WHAT GREAT BIG TEETH YOU HAVE ?Cate Blanchett is part of the voice cast for ‘How To Train Your Dragon 2’.
Fire, ice and flying dragons
Cinema
Daniel Carey
JOHN Bowman recently devoted part of his Sunday morning radio programme to the Roscommon songwriter and entertainer Percy French, who was born 160 years ago last month. It included French’s parody of the children’s nursery rhyme ‘Baa Baa Black Sheep’ as Rudyard Kipling might have written it. Here’s a taster:
“Have I wool?” said the Baa Baa Black Sheep. “You may ask me if I have wool? When I yield each year, to the shepherd’s shear, as much as three bags full.”
“Have I wool?” said the Baa Baa Black Sheep. “Go forth to the frozen zone, And my wool they wear, where the polar bear, and the walrus reign alone.”
You get the idea.
A black sheep pops up in a ‘frozen zone’ in the early stages of ‘How To Train Your Dragon 2’, the much-anticipated sequel written and directed by Dean DeBlois. But its fate involves being catapulted into the air as part of a game in which Vikings (riding around on dragons) compete to bag as many sheep as possible. This is a frozen zone where Vikings and dragons have learned to reign together … although the sheep is a long way down the pecking order.
‘How To Train Your Dragon’ was one of the best movies of 2010, and this follow-up has a lot going for it too. Hiccup (Jay Baruchel), who spent the original secretly befriending an injured dragon, has succeeded in integrating the fire-breathers into the island’s way of life, but not everybody in the neighbourhood has such an enlightened view.
Much of the voice cast from the first flick are back on board. Gerard Butler returns as Hiccup’s father (and Viking chief) Stoick the Vast. America Ferrera plays his feisty love interest Astrid. Jonah Hill, Christopher Mintz-Plasse, Craig Ferguson and Kristen Wiig all play supporting roles, alongside three newcomers – Kit Harington, Cate Blanchett and Dijmon Hounsou (from ‘Blood Diamond’).
After a spectacular start which captures the joy of flight, Hiccup (wrestling with being his father’s heir apparent) and Astrid discover a land of giant green icicles in which they hear tell of a man building a ‘dragon army’. This is a world where failure to fulfil one’s ‘quota’ carries more severe penalties than a reduced grant from the EU.
“I’ll bloody my fist with his face if he tries to take my dragon,” says one Viking, and the scene is set for war with ‘a madman’. Hiccup, playing the Hans Blix role, heads for Baghdad (or its Scandinavian equivalent) to make peace, and meets a woman he’d long assumed was dead. If you’ve seen the trailer, her identity won’t come as a surprise.

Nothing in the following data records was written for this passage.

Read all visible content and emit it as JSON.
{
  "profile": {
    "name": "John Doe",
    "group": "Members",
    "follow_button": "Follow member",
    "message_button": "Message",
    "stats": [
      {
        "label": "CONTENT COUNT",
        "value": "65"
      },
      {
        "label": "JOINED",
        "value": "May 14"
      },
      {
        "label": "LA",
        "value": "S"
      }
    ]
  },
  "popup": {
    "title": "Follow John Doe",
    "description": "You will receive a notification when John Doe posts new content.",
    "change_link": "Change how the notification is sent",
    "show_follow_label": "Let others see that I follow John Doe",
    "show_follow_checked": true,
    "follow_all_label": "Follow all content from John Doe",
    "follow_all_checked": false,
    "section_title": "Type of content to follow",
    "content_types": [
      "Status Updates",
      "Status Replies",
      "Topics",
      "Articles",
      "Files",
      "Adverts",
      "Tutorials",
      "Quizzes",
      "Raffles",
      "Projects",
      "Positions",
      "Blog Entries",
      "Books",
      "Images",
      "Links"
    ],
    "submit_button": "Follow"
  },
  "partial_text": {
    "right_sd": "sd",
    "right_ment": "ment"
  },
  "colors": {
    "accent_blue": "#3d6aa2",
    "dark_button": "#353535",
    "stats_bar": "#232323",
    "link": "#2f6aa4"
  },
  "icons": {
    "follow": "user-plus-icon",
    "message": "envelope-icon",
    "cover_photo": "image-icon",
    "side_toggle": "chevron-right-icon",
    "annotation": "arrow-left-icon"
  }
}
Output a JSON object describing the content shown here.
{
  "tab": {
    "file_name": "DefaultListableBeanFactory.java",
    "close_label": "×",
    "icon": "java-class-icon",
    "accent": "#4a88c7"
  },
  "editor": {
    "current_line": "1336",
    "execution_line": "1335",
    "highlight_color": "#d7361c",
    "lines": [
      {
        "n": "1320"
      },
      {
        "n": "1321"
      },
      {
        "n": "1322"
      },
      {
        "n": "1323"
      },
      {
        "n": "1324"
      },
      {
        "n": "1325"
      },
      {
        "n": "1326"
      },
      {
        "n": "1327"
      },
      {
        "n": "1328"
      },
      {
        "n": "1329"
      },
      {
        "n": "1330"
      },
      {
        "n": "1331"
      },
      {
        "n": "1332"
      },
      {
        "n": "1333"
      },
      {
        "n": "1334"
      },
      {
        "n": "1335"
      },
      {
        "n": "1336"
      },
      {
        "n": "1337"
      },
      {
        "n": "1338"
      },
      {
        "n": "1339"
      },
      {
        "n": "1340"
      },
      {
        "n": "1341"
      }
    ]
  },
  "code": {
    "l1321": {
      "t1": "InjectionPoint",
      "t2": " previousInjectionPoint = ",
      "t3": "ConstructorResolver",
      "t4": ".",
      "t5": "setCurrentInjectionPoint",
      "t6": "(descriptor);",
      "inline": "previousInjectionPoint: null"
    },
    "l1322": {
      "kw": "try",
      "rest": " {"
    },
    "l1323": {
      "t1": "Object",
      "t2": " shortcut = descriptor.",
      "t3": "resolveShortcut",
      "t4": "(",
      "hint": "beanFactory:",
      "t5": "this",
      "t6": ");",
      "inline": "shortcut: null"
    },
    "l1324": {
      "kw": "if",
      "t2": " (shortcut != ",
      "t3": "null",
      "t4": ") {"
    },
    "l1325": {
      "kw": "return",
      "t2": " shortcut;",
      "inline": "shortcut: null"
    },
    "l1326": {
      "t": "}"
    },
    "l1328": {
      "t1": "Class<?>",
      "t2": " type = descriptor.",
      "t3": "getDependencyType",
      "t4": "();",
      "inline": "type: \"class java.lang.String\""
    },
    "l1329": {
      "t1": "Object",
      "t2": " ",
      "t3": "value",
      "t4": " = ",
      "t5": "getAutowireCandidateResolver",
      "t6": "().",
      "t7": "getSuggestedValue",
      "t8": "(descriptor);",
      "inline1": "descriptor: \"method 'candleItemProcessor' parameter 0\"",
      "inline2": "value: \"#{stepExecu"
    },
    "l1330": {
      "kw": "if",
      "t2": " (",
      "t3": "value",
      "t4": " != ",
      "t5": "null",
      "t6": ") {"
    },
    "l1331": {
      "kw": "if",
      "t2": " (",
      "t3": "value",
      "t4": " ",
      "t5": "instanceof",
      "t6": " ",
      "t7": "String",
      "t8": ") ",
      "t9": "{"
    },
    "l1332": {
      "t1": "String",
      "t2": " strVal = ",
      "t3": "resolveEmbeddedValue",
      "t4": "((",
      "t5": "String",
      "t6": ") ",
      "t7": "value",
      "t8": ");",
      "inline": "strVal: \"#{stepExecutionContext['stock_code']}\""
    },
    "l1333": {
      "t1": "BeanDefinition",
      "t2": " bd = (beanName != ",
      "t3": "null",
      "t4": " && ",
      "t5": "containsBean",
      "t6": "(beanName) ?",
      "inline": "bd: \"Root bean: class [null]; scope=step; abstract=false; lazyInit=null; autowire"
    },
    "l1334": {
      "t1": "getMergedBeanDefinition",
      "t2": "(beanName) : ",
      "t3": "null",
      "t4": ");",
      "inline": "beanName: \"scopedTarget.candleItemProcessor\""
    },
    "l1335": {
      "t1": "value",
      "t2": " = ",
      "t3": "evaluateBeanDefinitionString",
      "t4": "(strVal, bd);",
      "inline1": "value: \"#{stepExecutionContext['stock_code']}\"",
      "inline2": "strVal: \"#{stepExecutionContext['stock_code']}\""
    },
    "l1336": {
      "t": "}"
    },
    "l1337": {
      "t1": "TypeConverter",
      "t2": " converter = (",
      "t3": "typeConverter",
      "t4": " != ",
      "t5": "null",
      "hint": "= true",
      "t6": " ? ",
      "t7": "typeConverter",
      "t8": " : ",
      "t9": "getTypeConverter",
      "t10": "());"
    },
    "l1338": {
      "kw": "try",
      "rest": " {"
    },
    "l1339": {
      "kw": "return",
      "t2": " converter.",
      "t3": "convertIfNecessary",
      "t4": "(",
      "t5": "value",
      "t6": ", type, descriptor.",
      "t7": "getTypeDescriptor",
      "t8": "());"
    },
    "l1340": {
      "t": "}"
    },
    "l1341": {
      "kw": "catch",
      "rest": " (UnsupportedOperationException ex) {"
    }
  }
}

The picture is beautifully animated and has some great visuals – swooping dragons, ‘feeding time’, beachside invasions. Drago, the villain, is a cross between Danny DeVito’s Penguin and Bob Marley. We get a Bambi’s mother moment, a Viking funeral, and a modern version dragons who are only following orders.
The storytelling is intelligent, and may well prompt discussion with the kids afterwards – like its predecessor, ‘How To Train Your Dragon 2’ may be a bit much for the really young ones. But a picture that combines excitement with emotional resonance is no bad thing.
That ‘Baa Baa Black Sheep’ parody finishes with the following lines: “And this is the song of the Black Sheep, and the song of the white sheep too, and they make up this song, as they wander along, and it’s not very hard to do.”
Despite appearances, producing stuff this good – either from Percy French or director DeBlois – is no easy task. Worth checking out.